Para começar, elabore uma lista de possíveis bons candidatos. Deverá considerar apenas os especialistas certificados pela Ordem dos Médicos e pela Sociedade Portuguesa de Cirurgia Plástica Reconstrutiva e Estética, SPCPRE. Estas são as entidades que, em Portugal, reconhecem os médicos com formação adequada para exercer cirurgia plástica (reconstrutiva ou estética). Descarte aqueles que não sejam reconhecidos por estas entidades.

2. Verifique as suas credenciais

O título de médico ou cirurgião (conferido pela licenciatura em medicina) não é suficiente para exercer cirurgia plástica. «Os cirurgiões plásticos devidamente certificados demoram seis anos a licenciarem-se em medicina, dois anos em internato geral e devem submeter-se a mais seis anos de especialidade», reforça Nuno Ramos, cirurgião plástico do Hospital Egas Moniz, em Lisboa. Só assim poderão integrar o colégio da especialidade (cirurgia plástica reconstrutiva e estética) e exercer nesse âmbito.
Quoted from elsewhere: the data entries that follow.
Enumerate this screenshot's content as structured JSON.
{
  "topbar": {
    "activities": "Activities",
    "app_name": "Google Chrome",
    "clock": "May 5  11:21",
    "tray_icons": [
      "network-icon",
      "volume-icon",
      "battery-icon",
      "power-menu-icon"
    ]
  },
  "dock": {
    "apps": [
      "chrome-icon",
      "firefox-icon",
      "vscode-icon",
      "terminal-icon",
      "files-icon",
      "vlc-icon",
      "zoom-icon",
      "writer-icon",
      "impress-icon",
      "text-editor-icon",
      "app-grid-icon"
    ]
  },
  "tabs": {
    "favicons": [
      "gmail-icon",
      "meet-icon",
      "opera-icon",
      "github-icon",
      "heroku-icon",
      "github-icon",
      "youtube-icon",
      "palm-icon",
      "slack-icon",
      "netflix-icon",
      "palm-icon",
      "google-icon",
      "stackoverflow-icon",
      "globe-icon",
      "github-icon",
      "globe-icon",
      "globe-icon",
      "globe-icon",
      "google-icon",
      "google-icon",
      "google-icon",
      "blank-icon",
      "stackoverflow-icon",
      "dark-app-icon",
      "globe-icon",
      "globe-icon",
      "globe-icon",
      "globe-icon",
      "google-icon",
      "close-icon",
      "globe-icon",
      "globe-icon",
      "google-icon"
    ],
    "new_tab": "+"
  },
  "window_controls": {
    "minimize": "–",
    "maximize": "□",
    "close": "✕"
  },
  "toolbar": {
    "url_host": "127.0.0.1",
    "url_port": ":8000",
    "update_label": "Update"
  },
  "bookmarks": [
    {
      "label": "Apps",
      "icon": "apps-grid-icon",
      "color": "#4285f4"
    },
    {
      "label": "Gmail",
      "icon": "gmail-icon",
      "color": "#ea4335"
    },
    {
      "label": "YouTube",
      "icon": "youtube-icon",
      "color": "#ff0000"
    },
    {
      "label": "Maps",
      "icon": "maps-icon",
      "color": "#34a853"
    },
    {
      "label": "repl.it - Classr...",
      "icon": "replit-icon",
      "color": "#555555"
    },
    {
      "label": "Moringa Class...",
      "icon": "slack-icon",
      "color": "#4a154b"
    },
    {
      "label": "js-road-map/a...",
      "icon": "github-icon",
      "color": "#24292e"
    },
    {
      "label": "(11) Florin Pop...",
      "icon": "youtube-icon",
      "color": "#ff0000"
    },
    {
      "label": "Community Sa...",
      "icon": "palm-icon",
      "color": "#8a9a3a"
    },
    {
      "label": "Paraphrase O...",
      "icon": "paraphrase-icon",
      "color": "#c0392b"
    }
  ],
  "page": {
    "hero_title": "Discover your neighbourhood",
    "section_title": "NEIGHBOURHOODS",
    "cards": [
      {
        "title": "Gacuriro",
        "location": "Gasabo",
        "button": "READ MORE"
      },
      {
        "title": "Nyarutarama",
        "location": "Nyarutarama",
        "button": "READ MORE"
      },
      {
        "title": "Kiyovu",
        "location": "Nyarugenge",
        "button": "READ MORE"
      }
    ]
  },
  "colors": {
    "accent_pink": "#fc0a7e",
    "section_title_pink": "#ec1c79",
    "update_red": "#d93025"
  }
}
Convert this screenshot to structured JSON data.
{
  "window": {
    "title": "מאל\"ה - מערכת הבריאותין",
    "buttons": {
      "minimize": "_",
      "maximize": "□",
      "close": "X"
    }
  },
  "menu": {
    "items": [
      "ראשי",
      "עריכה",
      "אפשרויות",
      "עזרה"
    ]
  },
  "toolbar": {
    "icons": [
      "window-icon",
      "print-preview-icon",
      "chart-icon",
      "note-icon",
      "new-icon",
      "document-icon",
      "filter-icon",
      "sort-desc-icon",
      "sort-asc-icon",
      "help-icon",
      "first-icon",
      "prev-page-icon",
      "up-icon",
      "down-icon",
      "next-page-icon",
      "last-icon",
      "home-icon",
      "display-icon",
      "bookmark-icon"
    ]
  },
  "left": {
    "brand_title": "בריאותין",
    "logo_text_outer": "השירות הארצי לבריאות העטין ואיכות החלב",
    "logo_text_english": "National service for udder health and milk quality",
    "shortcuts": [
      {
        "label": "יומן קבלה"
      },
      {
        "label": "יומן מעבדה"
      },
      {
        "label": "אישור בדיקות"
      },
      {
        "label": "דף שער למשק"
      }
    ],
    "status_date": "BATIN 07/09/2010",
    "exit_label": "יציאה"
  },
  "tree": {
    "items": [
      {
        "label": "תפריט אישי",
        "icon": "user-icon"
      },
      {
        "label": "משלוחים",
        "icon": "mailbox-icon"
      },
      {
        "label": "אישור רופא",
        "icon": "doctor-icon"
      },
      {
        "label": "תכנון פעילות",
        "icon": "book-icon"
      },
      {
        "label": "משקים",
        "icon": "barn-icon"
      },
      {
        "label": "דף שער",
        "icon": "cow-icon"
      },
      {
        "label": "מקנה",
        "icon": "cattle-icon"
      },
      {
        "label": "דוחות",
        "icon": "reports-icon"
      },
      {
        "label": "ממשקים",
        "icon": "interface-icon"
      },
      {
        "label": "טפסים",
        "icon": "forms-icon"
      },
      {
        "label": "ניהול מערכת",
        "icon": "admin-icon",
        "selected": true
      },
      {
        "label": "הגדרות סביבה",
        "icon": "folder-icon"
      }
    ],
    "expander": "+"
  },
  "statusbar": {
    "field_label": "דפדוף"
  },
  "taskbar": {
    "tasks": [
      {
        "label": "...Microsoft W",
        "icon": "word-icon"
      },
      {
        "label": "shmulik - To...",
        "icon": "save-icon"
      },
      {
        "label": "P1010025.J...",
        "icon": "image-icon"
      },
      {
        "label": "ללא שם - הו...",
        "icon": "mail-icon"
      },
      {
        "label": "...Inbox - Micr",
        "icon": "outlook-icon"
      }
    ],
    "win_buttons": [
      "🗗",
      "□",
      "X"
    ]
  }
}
É importante ter bem claro que «não há, a nível mundial, formação única e exclusivamente em cirurgia estética. A cirurgia estética é um capítulo da cirurgia plástica», explica Horácio Costa, ex-presidente da SPCPRE, atualmente presidida por Francisco Ribeiro de Carvalho.

A questão da formação é fundamental, na medida em que «uma cirurgia mal feita, por médicos não especializados, pode ocasionar complicações dramáticas, designadamente graves problemas de saúde ao paciente», sublinha Nuno Ramos. Este aspecto é, por isso, um filtro que excluirá os cirurgiões menos credíveis.

3. Defina bem o seu objetivo

A cirurgia plástica inclui duas classes de procedimentos, pelo que deverá dirigir-se ao médico que melhor cumpra as suas expectativas e necessidades:

- A cirurgia reconstrutiva serve para reparar defeitos de nascença ou causados por acidente ou doença. O seu principal objetivo é melhorar a funcionalidade das partes afectadas e é comparticipada pelo Serviço Nacional de Saúde (SNS).

- A cirurgia estética é uma intervenção decidida de forma voluntária com o fim único de melhorar a aparência. Não é comparticipada pelo SNS.